Consumers Score Partial Victory Against Amazon in ‘Alexa’ Voice Recording Privacy Suit

The plaintiffs contending that Amazon’s voice-activated smart speaker ‘Alexa’ illegally records conversations not triggered by a “wake word,” have scored a partial victory in their Seattle, Wash. class action. Judge Robert Lasnik’s opinion permitted some of the plaintiffs’ claims to proceed, in part based on whether they were registered Alexa users who agreed to Amazon’s terms of use.

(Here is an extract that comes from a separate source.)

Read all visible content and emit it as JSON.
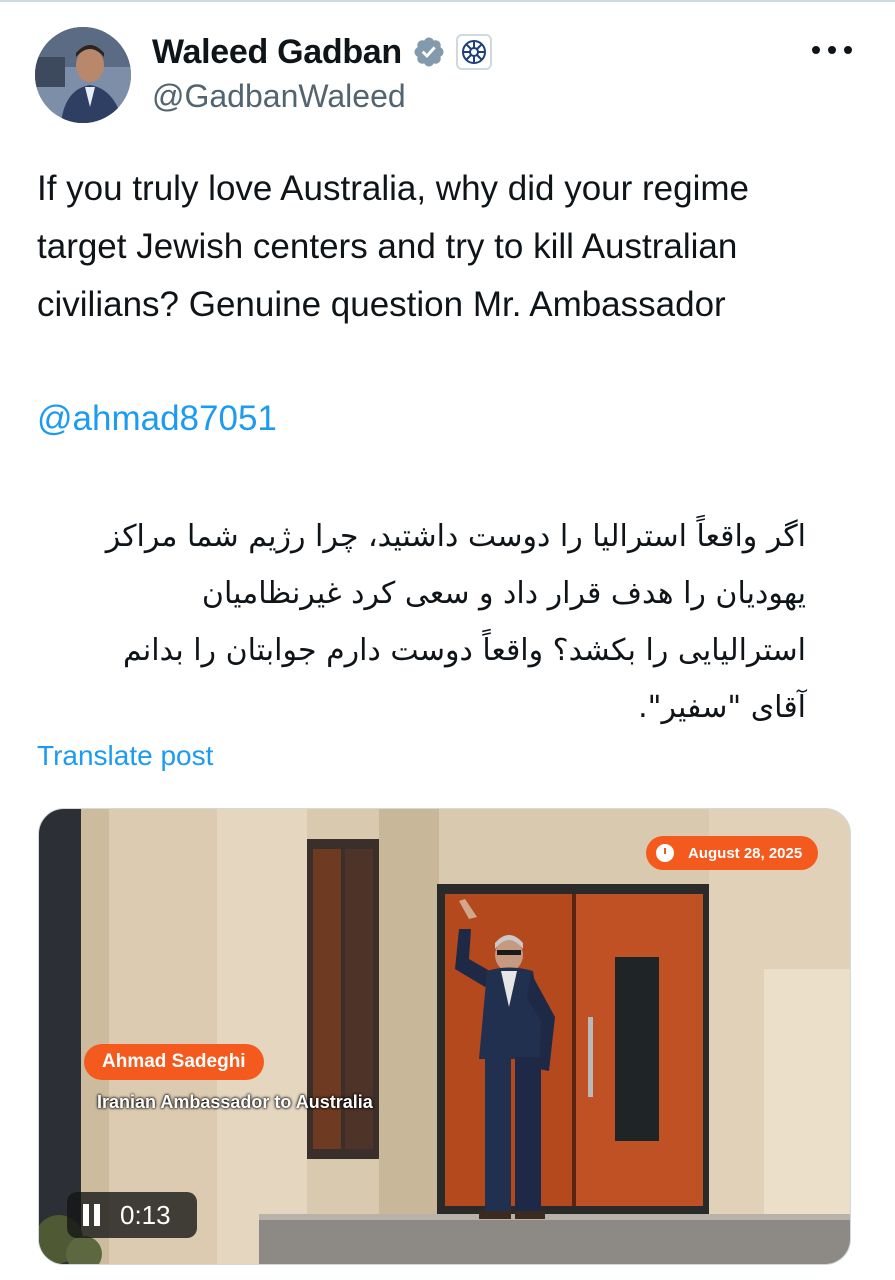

Consumers first accused Amazon of violating state and federal wiretap acts, the Washington Consumer Protection Act (CPA) and the Federal Stored Communications Act last June. They argued that Alexa devices record, store, and transmit recordings to third parties, including human reviewers, in the absence of a wake word. This is so, despite users’ reasonable expectation that devices would respond to a question or command only if preceded by a wake word and that the communication would be stored only long enough to process it and generate a response.

Amazon moved to dismiss last October. It also requested a discovery stay, which the court denied as prejudicial to the plaintiffs in March.

In last week’s 28-page opinion, the court first ruled that Washington law applies to the plaintiffs’ claims. Turning to the registered users’ state law wiretap claims, the court focused on the issue of consent, examined the information presented during the registration process, and found that the registered user plaintiffs ultimately consented to audio recording, defeating both their state and federal claims. 

By contrast, the non-registered user plaintiffs’ claims were allowed to proceed precisely because they did not agree to Amazon’s terms of use. With regard to their federal claim, and in instances where “Amazon starts recording private conversations not directed toward Alexa and not preceded by the wake word, one could reasonably conclude that Amazon is an interloper rather than a party to the communication,” the court opined in partly allowing the cause of action to proceed.

Judge Lasnik also left standing the plaintiffs’ CPA claim. He overrode opposition from Amazon, reasoning that the users pointed to specific representations and omissions about the way the device works. The opinion offered up comments made by a Senior Vice President at, “acknowledging that Amazon could have been ‘more clear on how we were using human beings to annotate a small percentage of the data’ and that ‘customers didn’t clearly understand this’ aspect of the device.”

Lastly, the plaintiffs’ Federal Stored Communications Act claim fell away because they failed to plead allegations demonstrating Amazon, in this capacity, was acting as an “electronic communication service.”

Labaton Sucharow LLP and Robbins Geller Rudman& Dowd LLP are interim co-lead class counsel and Fenwick & West LLP represents Amazon.